Plenty of Investors Like Carbon

Large publicly-traded owners of fossil fuel assets have been selling those holdings as part of their decarbonization strategies. I am cynical of this as I have blogged previously because on the other end of a successful divestiture is a buyer. Bill Winters, CEO of Standard Chartered plc (London) and Chair of the Task Force on Scaling Voluntary Carbon Markets, predicts dependence on fossil fuels will continue for the next fifteen to twenty years. There are those out there who agree, see attractive economic fundamentals in fossil fuels and are buying these assets at bargain prices, taking advantage of the “fire-sale” pricing.

The New York Times summarized a new study on private equity acquisition of fossil fuel companies:

“Since 2010, the private equity industry has invested at least $1.1 trillion into the energy sector… The overwhelming majority of those investments was in fossil fuels… taking advantage of an oil industry facing heat from environmental groups, courts, and even their own shareholders to start shifting away from fossil fuels…”

Two such funds highlighted by the article claim returns of 100% and 377% in 2021.

The Moment You’ve Been Waiting For…

This increased demand for fossil fuel isn’t just transitory due to COVID and China isn’t alone. The Production Gap report, produced by the Stockholm Environment Institute, International Institute for Sustainable Development, Overseas Development Institute, E3G and United Nations Environment Program, shockingly concluded:

“According to our assessment of recent national energy plans and projections, governments are in aggregate planning to produce around 110% more fossil fuels in 2030 than would be consistent with limiting global warming to 1.5°C, and 45% more than would be consistent with limiting warming to 2°C, on a global level. By 2040, this excess grows to 190% and 89%, respectively.”

What This Means for You

I’ve covered a lot of ground in mind-numbing detail, so I’ll wrap it all up in practicality.

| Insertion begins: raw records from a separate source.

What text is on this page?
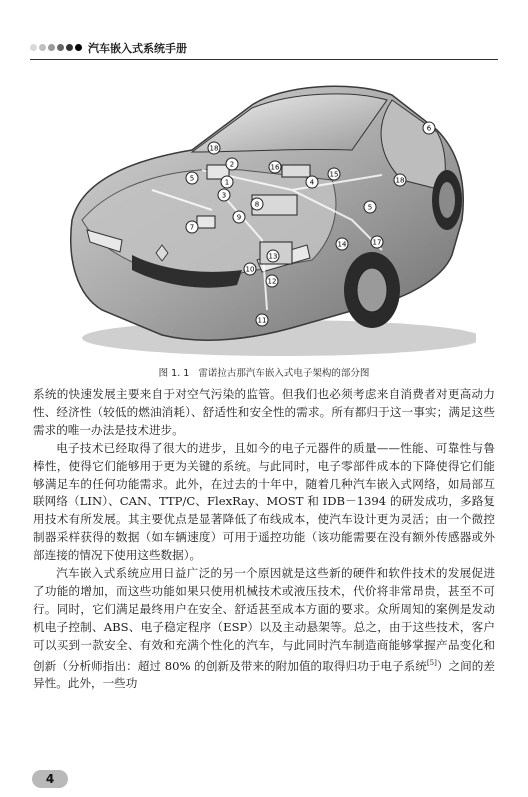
汽车嵌入式系统手册
1
2
3
4
5
5
6
7
8
9
10
11
12
13
14
15
16
17
18
18
图 1. 1 雷诺拉古那汽车嵌入式电子架构的部分图

系统的快速发展主要来自于对空气污染的监管。但我们也必须考虑来自消费者对更高动力性、经济性（较低的燃油消耗）、舒适性和安全性的需求。所有都归于这一事实；满足这些需求的唯一办法是技术进步。

电子技术已经取得了很大的进步，且如今的电子元器件的质量——性能、可靠性与鲁棒性，使得它们能够用于更为关键的系统。与此同时，电子零部件成本的下降使得它们能够满足车的任何功能需求。此外，在过去的十年中，随着几种汽车嵌入式网络，如局部互联网络（LIN）、CAN、TTP/C、FlexRay、MOST 和 IDB－1394 的研发成功，多路复用技术有所发展。其主要优点是显著降低了布线成本，使汽车设计更为灵活；由一个微控制器采样获得的数据（如车辆速度）可用于遥控功能（该功能需要在没有额外传感器或外部连接的情况下使用这些数据）。

汽车嵌入式系统应用日益广泛的另一个原因就是这些新的硬件和软件技术的发展促进了功能的增加，而这些功能如果只使用机械技术或液压技术，代价将非常昂贵，甚至不可行。同时，它们满足最终用户在安全、舒适甚至成本方面的要求。众所周知的案例是发动机电子控制、ABS、电子稳定程序（ESP）以及主动悬架等。总之，由于这些技术，客户可以买到一款安全、有效和充满个性化的汽车，与此同时汽车制造商能够掌握产品变化和创新（分析师指出：超过 80% 的创新及带来的附加值的取得归功于电子系统[5]）之间的差异性。此外，一些功

4
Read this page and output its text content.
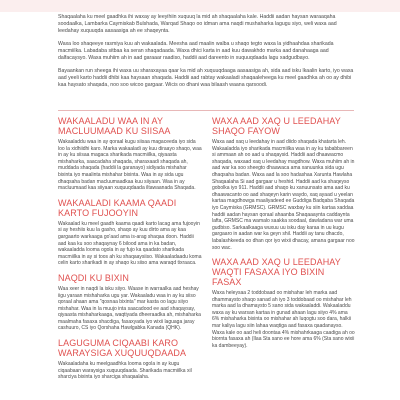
Shaqaalaha ku meel gaadhka ihi waxay ay leeyihiin xuquuq la mid ah shaqaalaha kale. Haddii aadan haysan waraaqaha soodaalka, Lambarka Caymiskab Bulshada, Warqad Shaqo oo idman ama naqdi mushaharka lagugu siyo, weli waxa aad leedahay xuquuqda aasaasiga ah ee shaqeynta.

Waxa loo shaqeeye rasmiya kuu ah wakaalada. Meesha aad maalin walba u shaqo tegto waxa la yidhaahdaa sharikada macmiilka. Labadaba sitbaa ka seran shaqadaada. Waxa dhici karta in aad kuu dawakhdo marka aad danahaaga aad dalfacaysyo. Waxa muhiim ah in aad garaaar raadiso, haddii aad dareento in xuquuqdaada lagu xadgudbayo.

Bayaankan run sheega ihi waxa uu sharaxayaa qaar ka mid ah xuquuqdaaga aasaasiga ah, sida aad isku lkaalin karto, iyo waxa aad yeeli karto haddii dhibi kaa haysaan shaqada. Haddii aad rabtay wakaaladi shaqaaleheega ku meel gaadhka ah oo ay dhibi kaa haysato shaqada, noo soo wicoo gargaar. Wicis oo dhani waa bilaash waana qarsoodi.

WAKAALADU WAA IN AY MACLUUMAAD KU SIISAA

Wakaaladdu waa in ay qoraal kugu siisaa magaceeda iyo sida loo la xidhiidhi karo. Marka wakaaladi ay kuu diraayo shaqo, waa in ay ku siisaa magaca sharikada macmiilka, qiyaasta mishaharka, saacadaha shaqada, sharaxaadi shaqada ah, muddada shaqada (haddii la garanayo) sidiyada mishahar bixinta iyo maalinta mishahar bixinta. Waa in ay sida ugu dhaqsaha badan macluumaadkaa kuu siiyaan. Waa in ay macluumaad kaa siiyaan xuquuqdaada iltawaanada Shaqada.

WAKAALADI KAAMA QAADI KARTO FUJOOYIN

Wakaalad ku meel gaadh kaama qaadi karto lacag ama fujooyin si ay heshiis kuu la gasho, shaqo ay kuu dirto ama ay kaa gargaarto warkaaga go'aad ama is-arag shaqaa doon. Haddii aad kaa ku soo shaqaynay 6 bilood ama in ka badan, wakaaladda looma ogola in ay fujo ka qaadato sharikada macmiilka in ay si toos ah ku shaqaaysiiso. Wakaaladaadu koma celin karto sharikadi in ay shaqo ku siiso ama waraqd tixraaca.

NAQDI KU BIXIN

Waa xeer in naqdi la isku siiyo. Waase in warraalka aad heshay iigu yaraan mishaharka ugu yar. Wakaaladu waa in ay ku siiso qoraal ahaan ama "qosnaa bixinta" mar kasta oo lagu siiyo mishahar. Waa in la muujo inta saacadood ee aad shaqaysay, qiyaasta mishaharkaaga, waqtiyada dheeraadka ah, mishaharka maalmaha fasaxa shacdiga, fasaxyada iyo wixii laguaga jaray cashuuro, CS iyo Qorshaha Hawlgabka Kanada (QHK).

LAGUGUMA CIQAABI KARO WARAYSIGA XUQUUQDAADA

Wakaaladaha ku meelgaadhka looma ogola in ay kugu ciqaabaan waraysiga xuquuqdaada. Sharikada macmiilka xil sharciya bixinta iyo sharciga shaqaalaha.

WAXA AAD XAQ U LEEDAHAY SHAQO FAYOW

Waxa aad xaq u leedahay in aad diido shaqada khatarta leh. Wakaaladda iyo sharikada macmiilka waa in ay ku tababbareen si ammaan ah oo aad u shaqaysid. Haddii aad dhaawacmo shaqada, waxaad xaq u leedahay magdhow. Waxa muhiim ah in aad war ka soo sheegto dhaawaca ama xanuunka sida ugu dhaqsaha badan. Waxa aad la soo hadashaa Xarunta Hawlaha Shaqaalaha Si aad gargaar u heshid. Haddii aad ka shaqeyso gobolka iyo 911. Haddii aad shaqo ku xanuunsato ama aad ku dhaawacanto oo aad shaqeyn karin waydo, xaq ayaad u yeelan kartaa magdhowga maaliyadeed ee Guddiga Badqaba Shaqada iyo Caymiska (GRMSC). GRMSC waxbay ku siin kartaa xaddaa haddii aadan haysan qoraal ahaanba Shaqaaaynta caddaynta lafta, GRMSC ma wamalo saakka soodaal, dawladana war uma gudbiso. Sarkaalkaaga wuxuu uu isku day karaa in uu kugu gargaaro in aadan war ka geyn shil. Haddii ay tanu dhacdo, labalashkeeda oo dhan qor iyo wixii dhacay, amana gargaar noo soo wac.

WAXA AAD XAQ U LEEDAHAY WAQTI FASAXA IYO BIXIN FASAX

Waxa heleysaa 2 toddobaad oo mishahar leh marka aad dhammaysto shaqo sanad ah iyo 3 toddobaad oo mishahar leh marka aad la dhamaysto 5 sano sida wakaaladdi. Wakaaladdu waxa ay ku warsan kartaa in gunad ahaan lagu siiyo 4% ama 6% mishaharka bixinta oo mishahar ah luqogtu soo dara, halkii mar kaliya lagu siin lahaa waqtiga aad fasaxa qaadanayso. Waxa kale oo aad heli doontaa 4% mishahrkaaga caadiga ah oo biornta fasaxa ah (Ilaa Sta sano ee hore ama 6% (Sta sano wixii ka dambeeyay).
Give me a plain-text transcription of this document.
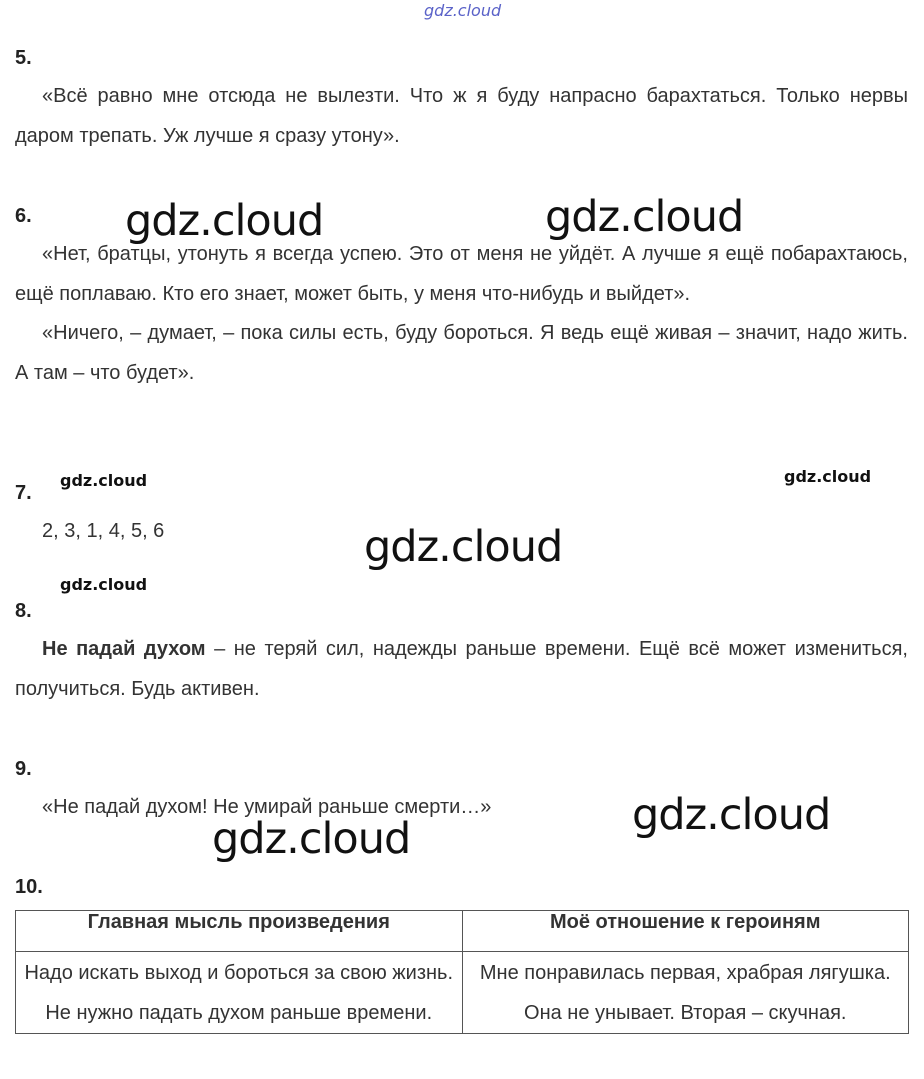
gdz.cloud
5.

«Всё равно мне отсюда не вылезти. Что ж я буду напрасно барахтаться. Только нервы даром трепать. Уж лучше я сразу утону».

6.

«Нет, братцы, утонуть я всегда успею. Это от меня не уйдёт. А лучше я ещё побарахтаюсь, ещё поплаваю. Кто его знает, может быть, у меня что-нибудь и выйдет».

«Ничего, – думает, – пока силы есть, буду бороться. Я ведь ещё живая – значит, надо жить. А там – что будет».

7.
2, 3, 1, 4, 5, 6
8.

Не падай духом – не теряй сил, надежды раньше времени. Ещё всё может измениться, получиться. Будь активен.

9.
«Не падай духом! Не умирай раньше смерти…»
10.
Главная мысль произведения	Моё отношение к героиням

Надо искать выход и бороться за свою жизнь.
Не нужно падать духом раньше времени.	Мне понравилась первая, храбрая лягушка. Она не унывает. Вторая – скучная.
gdz.cloud	gdz.cloud
gdz.cloud	gdz.cloud
gdz.cloud
gdz.cloud
gdz.cloud
gdz.cloud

  • Operating companies: Assumptions embedded in your company’s climate goals and Net Zero commitments may not be valid anymore, especially with regard to Scope 2 and 3 emissions. PracticalESG Advisory Board Member Mark Trexler previously wrote about auditing your climate risk assumptions. Now is probably a good time to consider doing that.
  • Investors/asset owners: Rather than divesting fossil fuel holdings for a quick win on reducing your carbon footprint or climate risk exposure, consider actively engaging with those companies towards a defined transition plan. Transparent low-carbon transition plans benefit individual companies and also help stabilize systemic risk and mitigate energy pricing shocks (once enough companies make that choice).
  • These developments may put more pressure on the offsets market, resulting in increased costs and potentially more low quality or fraudulent offsets. Buyers should exercise extreme caution in considering offsets.